- Tunn Is
- Genre: Thriller; Crime drama;
- Written by: Birkir Blær Ingólfsson, Jónas Margeir Ingólfsson, Jóhann Ævar Grímsson
- Directed by: Cecilie A. Mosli, Thale Persen, Guðjón Jónsson
- Country of origin: Sweden
- Original languages: Swedish English Greenlandic Danish
- No. of series: 1
- No. of episodes: 8

Production
- Running time: 44 minutes
- Production company: C More TV4 Yellow Bird

Original release
- Release: 3 February 2020

= Thin Ice (2020 TV series) =

Swedish crime drama television series

Thin Ice is a 2020 television series set in Greenland and the Icelandic seas.
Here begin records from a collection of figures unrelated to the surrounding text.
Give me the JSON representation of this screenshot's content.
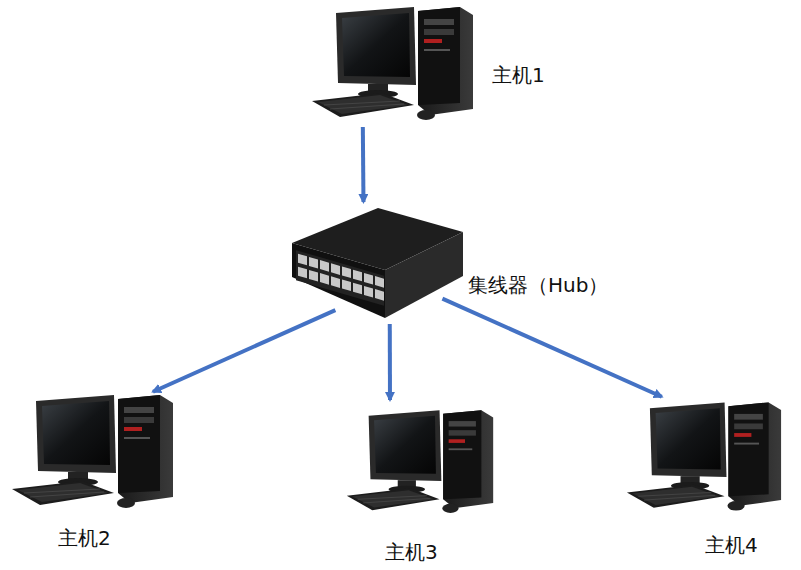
{
  "diagram": {
    "nodes": [
      {
        "text": [
          "主机1"
        ]
      },
      {
        "text": [
          "集线器（Hub）"
        ]
      },
      {
        "text": [
          "主机2"
        ]
      },
      {
        "text": [
          "主机3"
        ]
      },
      {
        "text": [
          "主机4"
        ]
      }
    ],
    "edges": [
      {
        "from": 0,
        "to": 1,
        "arrow": "to"
      },
      {
        "from": 1,
        "to": 2,
        "arrow": "to"
      },
      {
        "from": 1,
        "to": 3,
        "arrow": "to"
      },
      {
        "from": 1,
        "to": 4,
        "arrow": "to"
      }
    ]
  }
}
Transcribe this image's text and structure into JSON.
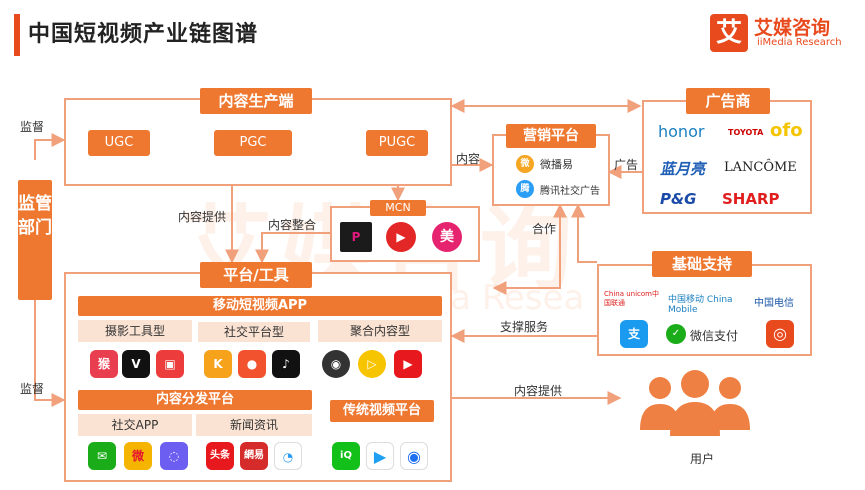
{
  "header": {
    "title": "中国短视频产业链图谱"
  },
  "logo": {
    "glyph": "艾",
    "name": "艾媒咨询",
    "en": "iiMedia Research"
  },
  "watermark": {
    "cn": "艾媒咨询",
    "en": "iiMedia Resea"
  },
  "regulator": {
    "label": "监管部门",
    "top_edge": "监督",
    "bottom_edge": "监督"
  },
  "content_producer": {
    "title": "内容生产端",
    "nodes": [
      "UGC",
      "PGC",
      "PUGC"
    ]
  },
  "mcn": {
    "title": "MCN",
    "edge_label": "内容整合"
  },
  "marketing": {
    "title": "营销平台",
    "items": [
      "微播易",
      "腾讯社交广告"
    ],
    "edge_content": "内容",
    "edge_ad": "广告",
    "edge_cooperation": "合作"
  },
  "advertisers": {
    "title": "广告商",
    "brands": [
      "honor",
      "TOYOTA",
      "ofo",
      "蓝月亮",
      "LANCÔME",
      "P&G",
      "SHARP"
    ]
  },
  "infra": {
    "title": "基础支持",
    "items": [
      "China unicom中国联通",
      "中国移动 China Mobile",
      "中国电信",
      "支付宝",
      "微信支付",
      "支付"
    ],
    "edge_label": "支撑服务"
  },
  "platform": {
    "title": "平台/工具",
    "edge_from_producer": "内容提供",
    "app_section": "移动短视频APP",
    "groups": [
      "摄影工具型",
      "社交平台型",
      "聚合内容型"
    ],
    "distribution": "内容分发平台",
    "social_app": "社交APP",
    "news": "新闻资讯",
    "traditional": "传统视频平台"
  },
  "users": {
    "label": "用户",
    "edge_label": "内容提供"
  },
  "colors": {
    "accent": "#ee7830",
    "frame": "#f0a07a",
    "pink": "#fbe3d3"
  }
}
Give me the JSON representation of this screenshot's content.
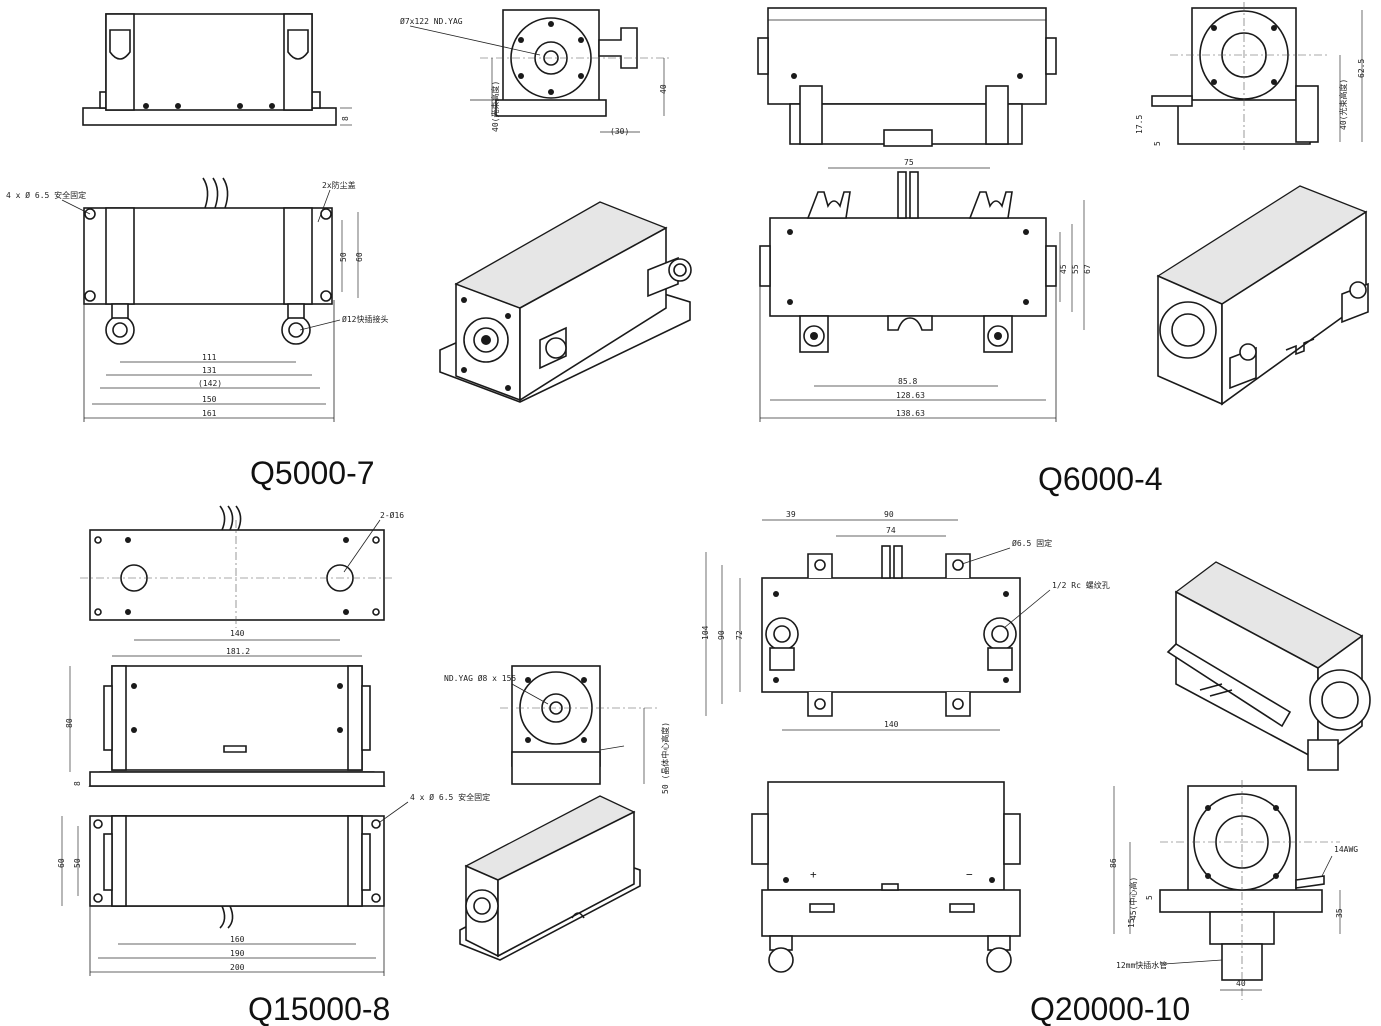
{
  "models": {
    "q5000": "Q5000-7",
    "q6000": "Q6000-4",
    "q15000": "Q15000-8",
    "q20000": "Q20000-10"
  },
  "q5000_notes": {
    "rod": "Ø7x122 ND.YAG",
    "mount_holes": "4 x Ø 6.5 安全固定",
    "dust_cap": "2x防尘盖",
    "fitting": "Ø12快插接头",
    "height_label": "40(光束高度)",
    "dims": {
      "d111": "111",
      "d131": "131",
      "d142": "(142)",
      "d150": "150",
      "d161": "161",
      "d50": "50",
      "d60": "60",
      "d40": "40",
      "d30": "(30)",
      "d8": "8"
    }
  },
  "q6000_notes": {
    "height_label": "40(光束高度)",
    "dims": {
      "d75": "75",
      "d45": "45",
      "d55": "55",
      "d67": "67",
      "d858": "85.8",
      "d12863": "128.63",
      "d13863": "138.63",
      "d625": "62.5",
      "d175": "17.5",
      "d5": "5"
    }
  },
  "q15000_notes": {
    "holes": "2-Ø16",
    "rod": "ND.YAG  Ø8 x 155",
    "mount_holes": "4 x Ø 6.5 安全固定",
    "center_height": "50 (晶体中心高度)",
    "dims": {
      "d140": "140",
      "d1812": "181.2",
      "d80": "80",
      "d8": "8",
      "d60": "60",
      "d50": "50",
      "d160": "160",
      "d190": "190",
      "d200": "200"
    }
  },
  "q20000_notes": {
    "mount_hole": "Ø6.5 固定",
    "pipe_thread": "1/2 Rc 螺纹孔",
    "cable": "14AWG",
    "fitting": "12mm快插水管",
    "center_label": "45(中心高)",
    "plus": "+",
    "minus": "−",
    "dims": {
      "d39": "39",
      "d90": "90",
      "d74": "74",
      "d104": "104",
      "d90v": "90",
      "d72": "72",
      "d140": "140",
      "d86": "86",
      "d5": "5",
      "d15": "15",
      "d35": "35",
      "d40": "40"
    }
  }
}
A co-production between Icelandic, French and Swedish companies the first season was broadcast in 2020. It is the most expensive TV series ever produced in Iceland.

==Synopsis==
An attack on a Swedish oil exploration vessel and the disappearance of its crew takes intelligence officer Liv Hermanson to the Greenland village of Tasiilaq to investigate. The cast includes Davíð Guðbrandsson, Lena Endre, Bianca Kronlöf and Guðjón Ragnarsson.

==Production==
Although the series is mostly set in Greenland, filming largely took place in Iceland with the town of Stykkishólmur serving as one of the main settings.